Manufacturing output grew 19.3% year-on-year in January, so export growth far outstripped manufacturing growth, which means that manufacturers’ inventories of finished products fell last month. Vietnam’s January PMI survey also confirmed that decline in finished product inventories.

The combination of falling inventories and growing new orders means production in Vietnam’s factories will need to increase in order to meet increasing demand for “Made in Vietnam” products, the report says.

It notes that manufacturing accounts for nearly 25% of Vietnam’s GDP, so faster manufacturing output growth would meaningfully boost GDP growth. In addition, nearly 10% of Vietnam’s workforce are employed by FDI companies in relatively high paying jobs. FDI companies laid off workers in early-2023, which is one reason that the country’s GDP fell to just 3.3% in Q1, but manufacturing employment has already fully recovered from last year’s layoffs, according to Vietnam’s General Statistics Office.

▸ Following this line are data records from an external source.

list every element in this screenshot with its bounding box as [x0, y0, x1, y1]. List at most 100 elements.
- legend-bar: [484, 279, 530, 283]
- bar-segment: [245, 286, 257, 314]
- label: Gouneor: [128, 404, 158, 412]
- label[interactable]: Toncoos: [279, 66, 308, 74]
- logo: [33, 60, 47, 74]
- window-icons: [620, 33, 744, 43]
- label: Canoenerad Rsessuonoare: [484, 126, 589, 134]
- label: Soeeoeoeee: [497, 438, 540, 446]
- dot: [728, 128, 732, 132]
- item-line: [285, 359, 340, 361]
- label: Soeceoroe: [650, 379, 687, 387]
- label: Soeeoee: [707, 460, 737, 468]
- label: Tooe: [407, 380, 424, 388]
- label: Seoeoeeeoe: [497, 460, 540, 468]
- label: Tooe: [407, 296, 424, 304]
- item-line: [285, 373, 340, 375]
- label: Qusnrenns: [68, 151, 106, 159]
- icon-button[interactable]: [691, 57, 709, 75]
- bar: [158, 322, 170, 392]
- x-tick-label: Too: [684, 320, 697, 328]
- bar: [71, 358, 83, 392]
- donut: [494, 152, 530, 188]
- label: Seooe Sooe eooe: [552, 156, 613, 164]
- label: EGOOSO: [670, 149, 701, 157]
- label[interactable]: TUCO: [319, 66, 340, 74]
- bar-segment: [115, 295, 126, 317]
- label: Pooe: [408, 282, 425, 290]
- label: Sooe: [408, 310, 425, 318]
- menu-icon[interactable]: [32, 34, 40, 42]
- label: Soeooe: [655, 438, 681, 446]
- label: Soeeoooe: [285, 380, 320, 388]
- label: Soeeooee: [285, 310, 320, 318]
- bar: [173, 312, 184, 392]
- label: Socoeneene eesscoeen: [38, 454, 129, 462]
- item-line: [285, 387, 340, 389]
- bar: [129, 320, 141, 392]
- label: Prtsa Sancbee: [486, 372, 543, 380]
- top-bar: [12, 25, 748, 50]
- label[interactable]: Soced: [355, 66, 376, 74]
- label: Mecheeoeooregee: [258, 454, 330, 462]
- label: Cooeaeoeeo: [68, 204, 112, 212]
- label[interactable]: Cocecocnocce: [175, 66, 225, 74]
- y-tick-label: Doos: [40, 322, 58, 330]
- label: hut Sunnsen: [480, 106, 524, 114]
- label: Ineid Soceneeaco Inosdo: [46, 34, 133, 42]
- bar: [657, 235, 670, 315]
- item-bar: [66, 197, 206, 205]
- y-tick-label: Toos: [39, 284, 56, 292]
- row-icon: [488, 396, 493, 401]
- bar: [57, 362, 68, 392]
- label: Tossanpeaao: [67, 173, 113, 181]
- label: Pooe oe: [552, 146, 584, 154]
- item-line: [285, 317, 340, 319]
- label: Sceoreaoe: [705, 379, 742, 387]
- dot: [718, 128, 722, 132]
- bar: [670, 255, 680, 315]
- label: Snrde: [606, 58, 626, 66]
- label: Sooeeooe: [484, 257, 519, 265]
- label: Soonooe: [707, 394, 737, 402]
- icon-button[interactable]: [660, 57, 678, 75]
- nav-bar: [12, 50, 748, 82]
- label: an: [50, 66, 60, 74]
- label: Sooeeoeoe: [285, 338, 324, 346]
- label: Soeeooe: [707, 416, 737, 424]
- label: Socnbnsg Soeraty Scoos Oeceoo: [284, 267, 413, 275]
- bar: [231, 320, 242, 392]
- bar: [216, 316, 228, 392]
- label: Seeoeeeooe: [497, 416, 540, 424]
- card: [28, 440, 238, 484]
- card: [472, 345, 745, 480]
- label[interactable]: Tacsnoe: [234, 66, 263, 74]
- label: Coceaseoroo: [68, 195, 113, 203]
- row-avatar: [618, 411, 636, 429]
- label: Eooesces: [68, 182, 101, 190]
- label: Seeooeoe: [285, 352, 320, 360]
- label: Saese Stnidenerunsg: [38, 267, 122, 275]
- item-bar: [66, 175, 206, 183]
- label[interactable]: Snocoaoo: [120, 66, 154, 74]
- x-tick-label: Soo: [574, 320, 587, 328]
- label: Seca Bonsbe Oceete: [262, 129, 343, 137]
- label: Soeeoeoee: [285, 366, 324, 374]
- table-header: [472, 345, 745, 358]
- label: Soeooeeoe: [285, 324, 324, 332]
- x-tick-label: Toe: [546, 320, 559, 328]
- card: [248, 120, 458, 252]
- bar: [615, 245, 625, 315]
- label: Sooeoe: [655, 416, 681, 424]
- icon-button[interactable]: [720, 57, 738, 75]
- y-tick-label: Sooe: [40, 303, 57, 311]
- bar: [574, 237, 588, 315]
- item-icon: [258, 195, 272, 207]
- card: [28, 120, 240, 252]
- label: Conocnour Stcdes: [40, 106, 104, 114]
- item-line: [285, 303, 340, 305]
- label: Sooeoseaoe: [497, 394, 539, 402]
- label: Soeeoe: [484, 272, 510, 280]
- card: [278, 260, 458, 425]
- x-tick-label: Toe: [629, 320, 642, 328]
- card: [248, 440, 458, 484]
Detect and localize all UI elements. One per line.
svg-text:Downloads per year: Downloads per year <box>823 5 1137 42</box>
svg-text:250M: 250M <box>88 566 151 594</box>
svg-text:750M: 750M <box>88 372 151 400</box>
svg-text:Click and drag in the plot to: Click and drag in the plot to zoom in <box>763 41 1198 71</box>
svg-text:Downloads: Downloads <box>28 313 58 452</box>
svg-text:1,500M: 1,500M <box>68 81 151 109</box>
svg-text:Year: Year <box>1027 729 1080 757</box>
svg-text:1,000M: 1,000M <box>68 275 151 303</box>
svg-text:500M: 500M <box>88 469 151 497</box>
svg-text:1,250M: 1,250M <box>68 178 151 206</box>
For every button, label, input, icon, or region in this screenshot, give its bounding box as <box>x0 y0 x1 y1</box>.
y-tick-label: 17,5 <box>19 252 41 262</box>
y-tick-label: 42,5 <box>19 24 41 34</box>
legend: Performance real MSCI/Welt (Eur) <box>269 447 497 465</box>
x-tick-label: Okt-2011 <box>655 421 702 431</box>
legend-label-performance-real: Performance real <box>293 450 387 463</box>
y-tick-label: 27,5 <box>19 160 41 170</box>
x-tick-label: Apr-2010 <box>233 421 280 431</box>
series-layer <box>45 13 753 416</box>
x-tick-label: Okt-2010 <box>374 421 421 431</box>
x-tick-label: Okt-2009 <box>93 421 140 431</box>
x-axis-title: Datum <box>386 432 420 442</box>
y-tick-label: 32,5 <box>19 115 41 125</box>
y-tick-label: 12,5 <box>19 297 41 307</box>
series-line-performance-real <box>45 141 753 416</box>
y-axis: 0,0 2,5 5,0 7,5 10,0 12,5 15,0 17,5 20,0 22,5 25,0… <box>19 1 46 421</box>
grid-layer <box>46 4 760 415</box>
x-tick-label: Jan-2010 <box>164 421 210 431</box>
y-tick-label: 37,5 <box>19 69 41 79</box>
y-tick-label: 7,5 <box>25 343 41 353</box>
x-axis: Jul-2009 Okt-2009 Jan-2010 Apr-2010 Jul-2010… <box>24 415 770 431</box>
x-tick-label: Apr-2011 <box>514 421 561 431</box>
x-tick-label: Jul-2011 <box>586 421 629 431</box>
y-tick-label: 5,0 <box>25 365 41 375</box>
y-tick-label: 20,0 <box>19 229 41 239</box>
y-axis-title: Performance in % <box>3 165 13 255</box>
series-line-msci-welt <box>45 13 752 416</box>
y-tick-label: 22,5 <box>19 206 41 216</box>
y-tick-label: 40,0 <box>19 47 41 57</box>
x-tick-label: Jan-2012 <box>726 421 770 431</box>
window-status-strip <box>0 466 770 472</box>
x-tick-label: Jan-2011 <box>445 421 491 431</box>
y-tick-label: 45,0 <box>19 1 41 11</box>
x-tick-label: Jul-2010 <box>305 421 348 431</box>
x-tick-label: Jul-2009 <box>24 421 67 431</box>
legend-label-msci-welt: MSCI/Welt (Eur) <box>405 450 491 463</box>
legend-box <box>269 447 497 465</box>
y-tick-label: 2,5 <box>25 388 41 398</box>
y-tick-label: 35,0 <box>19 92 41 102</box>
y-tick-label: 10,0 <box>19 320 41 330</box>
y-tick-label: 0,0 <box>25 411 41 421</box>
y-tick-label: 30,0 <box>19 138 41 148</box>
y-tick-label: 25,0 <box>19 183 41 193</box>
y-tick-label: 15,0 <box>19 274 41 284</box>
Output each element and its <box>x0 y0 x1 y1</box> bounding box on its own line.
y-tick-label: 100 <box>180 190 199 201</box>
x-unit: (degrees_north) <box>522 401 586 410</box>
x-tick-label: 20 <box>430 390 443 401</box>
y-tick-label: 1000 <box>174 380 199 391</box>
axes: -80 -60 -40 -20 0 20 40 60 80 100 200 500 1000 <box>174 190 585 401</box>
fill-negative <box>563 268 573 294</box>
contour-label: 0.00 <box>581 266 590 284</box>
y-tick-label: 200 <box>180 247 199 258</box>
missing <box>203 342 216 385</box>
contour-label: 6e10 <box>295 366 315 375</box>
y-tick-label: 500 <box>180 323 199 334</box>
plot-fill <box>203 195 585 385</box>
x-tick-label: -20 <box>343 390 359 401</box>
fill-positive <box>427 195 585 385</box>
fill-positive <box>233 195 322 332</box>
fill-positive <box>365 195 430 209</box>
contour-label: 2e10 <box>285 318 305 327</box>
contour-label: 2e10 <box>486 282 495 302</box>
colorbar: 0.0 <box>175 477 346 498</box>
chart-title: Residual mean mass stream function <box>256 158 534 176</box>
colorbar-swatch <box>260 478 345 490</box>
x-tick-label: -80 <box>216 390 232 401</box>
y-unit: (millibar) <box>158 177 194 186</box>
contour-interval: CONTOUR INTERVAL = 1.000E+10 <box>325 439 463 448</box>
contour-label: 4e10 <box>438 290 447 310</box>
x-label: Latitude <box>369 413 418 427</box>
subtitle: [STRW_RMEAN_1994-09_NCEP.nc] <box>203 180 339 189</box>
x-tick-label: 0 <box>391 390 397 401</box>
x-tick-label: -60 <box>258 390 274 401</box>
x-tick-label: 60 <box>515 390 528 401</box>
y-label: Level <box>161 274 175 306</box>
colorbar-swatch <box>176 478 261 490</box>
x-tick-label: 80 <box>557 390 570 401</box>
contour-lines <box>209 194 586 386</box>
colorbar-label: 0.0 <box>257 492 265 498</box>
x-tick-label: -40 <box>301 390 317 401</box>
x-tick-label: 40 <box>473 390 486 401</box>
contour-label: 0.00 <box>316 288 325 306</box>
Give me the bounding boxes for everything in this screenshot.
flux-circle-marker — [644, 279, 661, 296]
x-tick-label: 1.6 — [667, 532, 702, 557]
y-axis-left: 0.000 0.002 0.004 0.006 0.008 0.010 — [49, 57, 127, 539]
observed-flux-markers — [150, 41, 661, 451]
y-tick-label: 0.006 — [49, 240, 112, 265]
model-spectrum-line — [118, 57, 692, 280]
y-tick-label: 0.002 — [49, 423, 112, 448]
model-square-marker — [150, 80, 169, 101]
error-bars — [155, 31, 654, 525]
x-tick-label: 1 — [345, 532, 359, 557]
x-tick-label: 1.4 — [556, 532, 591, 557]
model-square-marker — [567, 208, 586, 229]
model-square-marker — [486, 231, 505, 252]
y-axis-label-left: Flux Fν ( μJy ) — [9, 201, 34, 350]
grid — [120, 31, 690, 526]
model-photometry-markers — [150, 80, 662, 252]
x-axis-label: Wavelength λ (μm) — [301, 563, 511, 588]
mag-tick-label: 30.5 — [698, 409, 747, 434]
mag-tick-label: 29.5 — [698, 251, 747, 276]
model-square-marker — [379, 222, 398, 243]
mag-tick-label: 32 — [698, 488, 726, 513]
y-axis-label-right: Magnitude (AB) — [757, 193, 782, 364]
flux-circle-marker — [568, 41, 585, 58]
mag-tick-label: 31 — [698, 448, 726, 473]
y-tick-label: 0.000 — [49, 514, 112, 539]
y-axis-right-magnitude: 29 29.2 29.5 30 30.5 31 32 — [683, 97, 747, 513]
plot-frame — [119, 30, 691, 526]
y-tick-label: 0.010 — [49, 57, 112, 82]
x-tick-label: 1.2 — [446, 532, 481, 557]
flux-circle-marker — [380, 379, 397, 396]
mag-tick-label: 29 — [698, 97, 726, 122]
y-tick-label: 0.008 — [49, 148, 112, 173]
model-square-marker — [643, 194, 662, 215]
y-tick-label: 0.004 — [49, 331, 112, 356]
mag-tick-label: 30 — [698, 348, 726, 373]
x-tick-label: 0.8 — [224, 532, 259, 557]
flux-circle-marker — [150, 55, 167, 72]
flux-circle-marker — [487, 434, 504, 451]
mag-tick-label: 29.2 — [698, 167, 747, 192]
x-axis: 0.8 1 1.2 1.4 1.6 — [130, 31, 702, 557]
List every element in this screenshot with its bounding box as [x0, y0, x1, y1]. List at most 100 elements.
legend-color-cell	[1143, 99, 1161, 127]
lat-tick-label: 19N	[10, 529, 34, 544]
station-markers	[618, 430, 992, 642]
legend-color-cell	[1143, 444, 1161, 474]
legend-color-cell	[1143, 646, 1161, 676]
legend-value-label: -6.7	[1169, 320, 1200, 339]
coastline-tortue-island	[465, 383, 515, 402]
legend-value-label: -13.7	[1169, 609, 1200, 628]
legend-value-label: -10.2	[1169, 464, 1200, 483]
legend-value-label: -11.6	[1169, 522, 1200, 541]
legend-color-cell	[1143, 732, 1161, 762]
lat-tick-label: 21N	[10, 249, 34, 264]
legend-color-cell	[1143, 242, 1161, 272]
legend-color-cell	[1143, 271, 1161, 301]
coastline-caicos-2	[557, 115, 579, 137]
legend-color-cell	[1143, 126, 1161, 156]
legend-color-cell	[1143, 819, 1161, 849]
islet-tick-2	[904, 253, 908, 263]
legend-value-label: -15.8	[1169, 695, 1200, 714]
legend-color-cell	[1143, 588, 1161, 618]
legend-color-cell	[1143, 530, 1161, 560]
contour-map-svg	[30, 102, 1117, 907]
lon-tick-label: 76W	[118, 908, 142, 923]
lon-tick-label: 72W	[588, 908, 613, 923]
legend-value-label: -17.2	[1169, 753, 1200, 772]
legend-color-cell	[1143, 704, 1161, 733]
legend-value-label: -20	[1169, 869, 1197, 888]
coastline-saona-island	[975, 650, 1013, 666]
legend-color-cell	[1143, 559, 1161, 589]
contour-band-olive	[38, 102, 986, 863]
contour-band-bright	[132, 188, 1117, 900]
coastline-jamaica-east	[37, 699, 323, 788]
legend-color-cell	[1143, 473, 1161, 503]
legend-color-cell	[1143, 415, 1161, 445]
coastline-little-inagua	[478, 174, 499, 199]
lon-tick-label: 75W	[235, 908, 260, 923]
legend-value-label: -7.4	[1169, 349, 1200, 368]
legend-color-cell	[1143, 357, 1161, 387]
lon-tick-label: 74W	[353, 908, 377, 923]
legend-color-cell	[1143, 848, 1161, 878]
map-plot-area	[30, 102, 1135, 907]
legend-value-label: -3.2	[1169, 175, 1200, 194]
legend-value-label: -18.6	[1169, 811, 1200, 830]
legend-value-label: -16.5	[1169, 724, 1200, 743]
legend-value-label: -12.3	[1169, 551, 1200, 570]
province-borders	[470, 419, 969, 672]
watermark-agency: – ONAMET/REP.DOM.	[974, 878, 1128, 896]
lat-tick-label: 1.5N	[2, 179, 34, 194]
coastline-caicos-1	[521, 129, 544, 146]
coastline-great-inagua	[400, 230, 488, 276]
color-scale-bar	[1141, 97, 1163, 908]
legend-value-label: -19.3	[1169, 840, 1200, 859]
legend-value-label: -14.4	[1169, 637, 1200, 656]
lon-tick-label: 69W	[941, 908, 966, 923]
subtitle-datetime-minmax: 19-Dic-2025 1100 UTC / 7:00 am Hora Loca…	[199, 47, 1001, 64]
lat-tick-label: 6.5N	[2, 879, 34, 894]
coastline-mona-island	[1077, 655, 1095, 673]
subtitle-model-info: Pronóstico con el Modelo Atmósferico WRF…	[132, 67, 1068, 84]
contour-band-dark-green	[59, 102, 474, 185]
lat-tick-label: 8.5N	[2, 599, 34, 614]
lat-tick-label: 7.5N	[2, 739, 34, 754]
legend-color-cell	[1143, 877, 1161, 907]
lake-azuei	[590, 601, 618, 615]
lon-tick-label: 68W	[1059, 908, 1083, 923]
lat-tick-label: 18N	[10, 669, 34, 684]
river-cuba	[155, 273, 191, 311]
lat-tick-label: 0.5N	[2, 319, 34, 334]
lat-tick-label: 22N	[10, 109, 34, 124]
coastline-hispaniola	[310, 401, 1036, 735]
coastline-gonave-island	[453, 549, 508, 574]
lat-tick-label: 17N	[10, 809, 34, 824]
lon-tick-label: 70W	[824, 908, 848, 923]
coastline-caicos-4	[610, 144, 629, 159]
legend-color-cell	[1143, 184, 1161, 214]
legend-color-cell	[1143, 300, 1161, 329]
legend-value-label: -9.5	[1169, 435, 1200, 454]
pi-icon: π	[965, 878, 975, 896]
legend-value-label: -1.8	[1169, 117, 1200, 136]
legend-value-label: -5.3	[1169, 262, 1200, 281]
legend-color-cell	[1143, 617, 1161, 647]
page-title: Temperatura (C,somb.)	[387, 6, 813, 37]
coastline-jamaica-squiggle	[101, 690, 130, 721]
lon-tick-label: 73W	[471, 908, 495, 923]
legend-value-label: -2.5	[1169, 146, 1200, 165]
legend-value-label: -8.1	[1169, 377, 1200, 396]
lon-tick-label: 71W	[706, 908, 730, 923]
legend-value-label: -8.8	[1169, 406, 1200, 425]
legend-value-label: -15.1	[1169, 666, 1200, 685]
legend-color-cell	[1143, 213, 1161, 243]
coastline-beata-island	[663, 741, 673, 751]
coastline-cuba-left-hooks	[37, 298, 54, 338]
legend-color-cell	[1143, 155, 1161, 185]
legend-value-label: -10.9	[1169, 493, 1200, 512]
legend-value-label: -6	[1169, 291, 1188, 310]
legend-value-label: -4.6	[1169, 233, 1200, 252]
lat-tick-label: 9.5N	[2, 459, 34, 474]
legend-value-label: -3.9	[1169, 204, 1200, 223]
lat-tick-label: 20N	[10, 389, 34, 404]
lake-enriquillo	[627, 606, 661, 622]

Consequently, the economy is likely to get a boost from both an increase in manufacturing output and higher consumption this year, supported by an increase in manufacturing employment. Consumer confidence and domestic consumption, which were weak in 2023 based on layoffs and troubles in the real estate sector, is coming back.

“While we do not expect a robust increase in consumer spending in the first quarter, we do expect stronger consumer spending and domestic consumption as the year unfolds,” says the report.

Vietnam’s Ministry of Industry and Trade has anticipated an increase in export revenue of about 6% this year, with an expected trade surplus of $15 billion.

The index of industrial production is set to expand 7-8% year-on-year, while total retail sales of goods and services are expected to climb 9%.

In 2023, Vietnam's total export value reached $355.5 billion, down 4.4% compared to the previous year, according to the General Statistics Office.